However, the Note series was different, despite the same hiccups I would inevitably encounter as I put the device through its paces, those perfect moments where the S-Pen was handy would prove invaluable – not in a sense of professional productivity, but out of propensity to make jokes.
Those pretty displays and other goodies from the Galaxy Note series would eventually give way to the next big thing, but I always looked forward to the next generation. The Galaxy Note 5 was the stylus-packing line-up’s maturation point – build quality that had reached parity with the Galaxy S-series, and more refined features for the S-Pen.
The Galaxy Note 7’s feature set really impressed me. I pre-ordered as soon as I was able to and immediately fell for Samsung’s ability to entrance me with their AMOLED displays. Despite there being a Snapdragon 820 under the hood, it just felt like it was not running like a true flagship. In hindsight, it could have been related to the battery, or heat from charging. The battery mayhem surrounding the device did not impact me because I returned it before all that stuff starting making news.
When the Galaxy S8 came along, I gave that a whirl also, and the terrible fingerprint sensor placement was just too big an inconvenience for me to enjoy what is otherwise an outstanding piece of hardware with a well-executed Samsung Experience skin sending TouchWiz out to a long-overdue pasture. Still, I was a little worried that the next generation Note would follow in the S-series footsteps when it comes to that critical feature. From the looks of the news lately, it appears those concerns are well-founded.

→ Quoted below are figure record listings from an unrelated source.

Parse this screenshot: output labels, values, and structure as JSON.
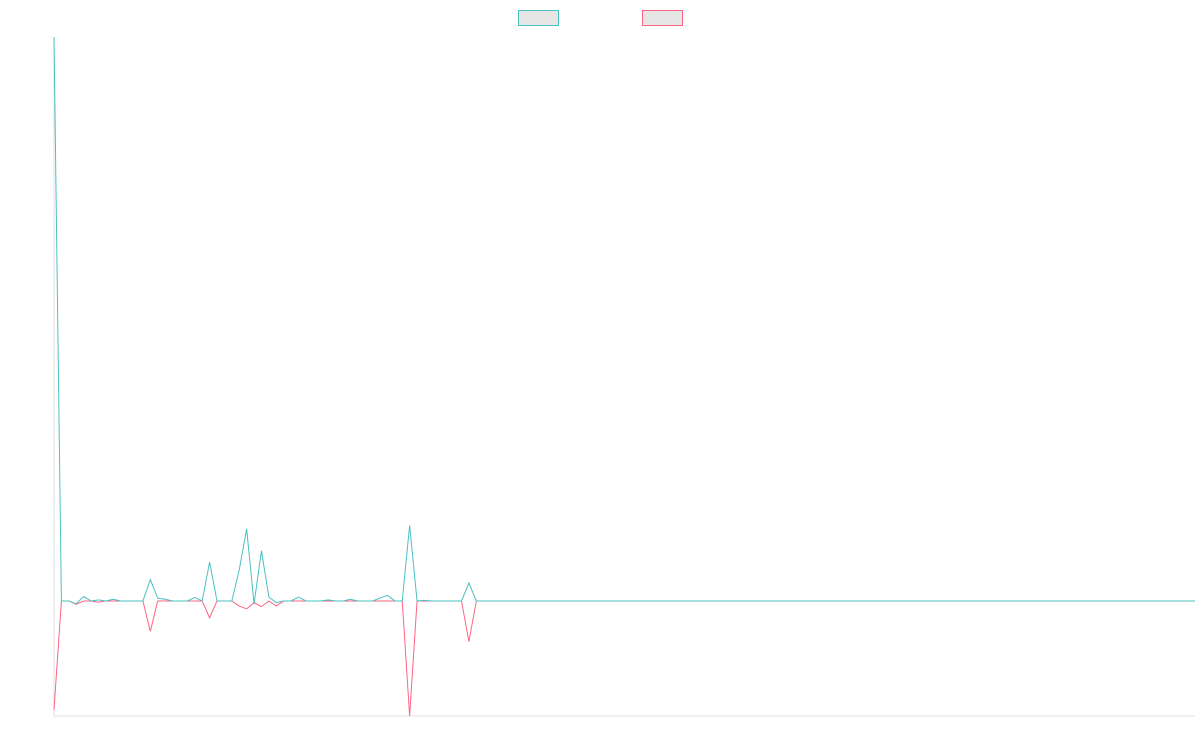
{
  "chart_data": {
    "type": "line",
    "x": [
      0,
      1,
      2,
      3,
      4,
      5,
      6,
      7,
      8,
      9,
      12,
      13,
      14,
      15,
      16,
      18,
      19,
      20,
      21,
      22,
      24,
      25,
      26,
      27,
      28,
      29,
      30,
      31,
      32,
      33,
      34,
      36,
      37,
      38,
      39,
      40,
      41,
      43,
      44,
      45,
      46,
      47,
      48,
      49,
      50,
      51,
      55,
      56,
      57,
      154
    ],
    "xlim": [
      0,
      154
    ],
    "ylim": [
      -20.4,
      100
    ],
    "grid": false,
    "legend": "top",
    "series": [
      {
        "color": "#4bc0c0",
        "values": [
          100,
          0,
          0,
          -0.5,
          0.8,
          0,
          0.2,
          0,
          0.3,
          0,
          0,
          3.8,
          0.5,
          0.3,
          0,
          0,
          0.6,
          0,
          6.9,
          0,
          0,
          5.5,
          12.8,
          -0.5,
          8.9,
          0.7,
          -0.3,
          0,
          0,
          0.7,
          0,
          0,
          0.2,
          0,
          0,
          0.3,
          0,
          0,
          0.5,
          1.0,
          0,
          0,
          13.4,
          0,
          0.1,
          0,
          0,
          3.2,
          0,
          0
        ]
      },
      {
        "color": "#ff6384",
        "values": [
          -19.3,
          0,
          0,
          -0.6,
          0,
          0,
          -0.2,
          0,
          0,
          0,
          0,
          -5.4,
          0,
          0,
          0,
          0,
          0,
          0,
          -3,
          0,
          0,
          -0.9,
          -1.4,
          -0.3,
          -1,
          0,
          -0.9,
          0,
          0,
          0,
          0,
          0,
          0,
          0,
          0,
          0,
          0,
          0,
          0,
          0,
          0,
          0,
          -20.4,
          0,
          0,
          0,
          0,
          -7.2,
          0,
          0
        ]
      }
    ]
  }
}
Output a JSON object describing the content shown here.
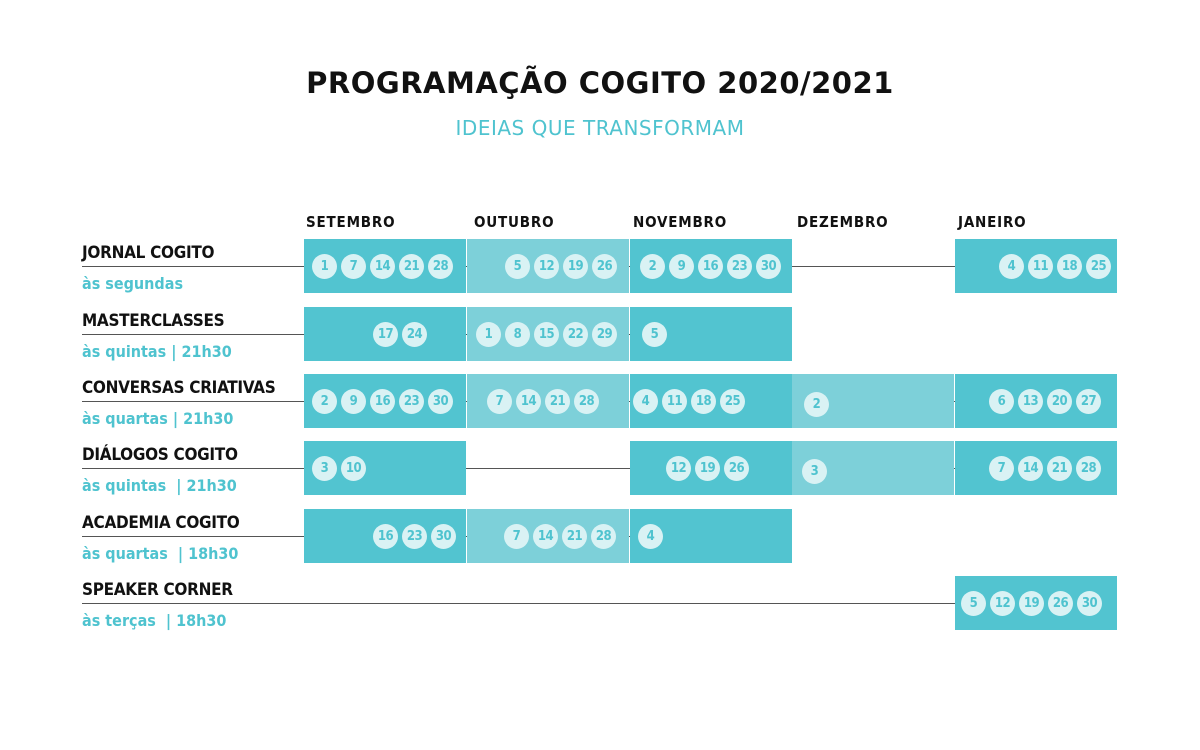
{
  "title": "PROGRAMAÇÃO COGITO 2020/2021",
  "subtitle": "IDEIAS QUE TRANSFORMAM",
  "months": [
    "SETEMBRO",
    "OUTUBRO",
    "NOVEMBRO",
    "DEZEMBRO",
    "JANEIRO"
  ],
  "colors": {
    "accent": "#52c4d0",
    "accent_light": "#7dd0d9",
    "dot_fill": "#d9f2f4",
    "text": "#111111"
  },
  "rows": [
    {
      "name": "JORNAL COGITO",
      "schedule": "às segundas",
      "cells": [
        {
          "month": 0,
          "shade": "dark",
          "dates": [
            "1",
            "7",
            "14",
            "21",
            "28"
          ]
        },
        {
          "month": 1,
          "shade": "light",
          "dates": [
            "5",
            "12",
            "19",
            "26"
          ]
        },
        {
          "month": 2,
          "shade": "dark",
          "dates": [
            "2",
            "9",
            "16",
            "23",
            "30"
          ]
        },
        {
          "month": 4,
          "shade": "dark",
          "dates": [
            "4",
            "11",
            "18",
            "25"
          ]
        }
      ]
    },
    {
      "name": "MASTERCLASSES",
      "schedule": "às quintas | 21h30",
      "cells": [
        {
          "month": 0,
          "shade": "dark",
          "dates": [
            "17",
            "24"
          ]
        },
        {
          "month": 1,
          "shade": "light",
          "dates": [
            "1",
            "8",
            "15",
            "22",
            "29"
          ]
        },
        {
          "month": 2,
          "shade": "dark",
          "dates": [
            "5"
          ]
        }
      ]
    },
    {
      "name": "CONVERSAS CRIATIVAS",
      "schedule": "às quartas | 21h30",
      "cells": [
        {
          "month": 0,
          "shade": "dark",
          "dates": [
            "2",
            "9",
            "16",
            "23",
            "30"
          ]
        },
        {
          "month": 1,
          "shade": "light",
          "dates": [
            "7",
            "14",
            "21",
            "28"
          ]
        },
        {
          "month": 2,
          "shade": "dark",
          "dates": [
            "4",
            "11",
            "18",
            "25"
          ]
        },
        {
          "month": 3,
          "shade": "light",
          "dates": [
            "2"
          ]
        },
        {
          "month": 4,
          "shade": "dark",
          "dates": [
            "6",
            "13",
            "20",
            "27"
          ]
        }
      ]
    },
    {
      "name": "DIÁLOGOS COGITO",
      "schedule": "às quintas  | 21h30",
      "cells": [
        {
          "month": 0,
          "shade": "dark",
          "dates": [
            "3",
            "10"
          ]
        },
        {
          "month": 2,
          "shade": "dark",
          "dates": [
            "12",
            "19",
            "26"
          ]
        },
        {
          "month": 3,
          "shade": "light",
          "dates": [
            "3"
          ]
        },
        {
          "month": 4,
          "shade": "dark",
          "dates": [
            "7",
            "14",
            "21",
            "28"
          ]
        }
      ]
    },
    {
      "name": "ACADEMIA COGITO",
      "schedule": "às quartas  | 18h30",
      "cells": [
        {
          "month": 0,
          "shade": "dark",
          "dates": [
            "16",
            "23",
            "30"
          ]
        },
        {
          "month": 1,
          "shade": "light",
          "dates": [
            "7",
            "14",
            "21",
            "28"
          ]
        },
        {
          "month": 2,
          "shade": "dark",
          "dates": [
            "4"
          ]
        }
      ]
    },
    {
      "name": "SPEAKER CORNER",
      "schedule": "às terças  | 18h30",
      "cells": [
        {
          "month": 4,
          "shade": "dark",
          "dates": [
            "5",
            "12",
            "19",
            "26",
            "30"
          ]
        }
      ]
    }
  ]
}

When word got out about the rebuilt “Fan Edition” Note, I was interested because on the surface, it appeared that Samsung fixed what was wrong – the battery (obviously), the CPU (small bump), and software (Android 7 and Samsung Experience).
So, being the gadget geek that I am, and with little regard for the concept known as impulse control, I went online and ordered a Galaxy Note Fan Edition from a seller in Korea.
What’s in the box
There is nothing new to the packaging, other than a big heart on the box. Clearly aimed at showing appreciation to the purists that just wanted a current-era Note device, the rest of the packaging is familiar Samsung. With the phone, earbuds, charger, USB-C cable, OTG adapter, micro-USB adapter, and extra stylus tips.
About the Note FE and Impressions
We gave an overview of differences between the Note 7 and the Note FE. The battery is smaller (safer), and so far, charging has been wholly uneventful. The device even remains cool to the touch. The discrepancy in what we earlier learned about the Note FE is the silicon inside. Rather than a Snapdragon 821, the Note FE (or at least the one I got, which is KT branded) instead ships with the octa-core Exynos 8890.
Performance-wise, the Note FE does not feel like a throwback from last year, even though its spec sheet suggests it is. The camera fits Samsung’s typical modus-operandi, that is to say, excellent.
The new Samsung Experience UI is right at home on the 5.7-inch AMOLED display. The settings default the display to operate at 1080p resolution, and you can adjust it to 2K or 720p if you like. The UI action is smooth, though it is obviously nowhere near as fast as what we have seen from this year’s power players.
Think you want one too? Bring money
If you have a gadget hunger that is insatiable, there are dozens of reputable sellers on eBay who have stormed the retailers in Korea and bought a bunch of Galaxy Note FE devices in order to feed the addiction. The prices are high, ranging between $795 and $925. You will want to double-check the specifications regarding cellular connectivity in your area, just in case.
Most of the Note FEs for sale have free express shipping from Korea, and there no import duties on shipments to the United States. I pre-ordered mine a couple days before they went on sale. The seller shipped it on Monday, and it arrived at my doorstep on Thursday.
The Samsung Galaxy Note Fan Edition is certainly not the hot hit for the summer of 2017, but it is certainly worthy of some notoriety, until we are drawn to the new gear yet-to-come from LG, Google, and Samsung. Yep, I’ll probably get a Note 8 when it comes out too.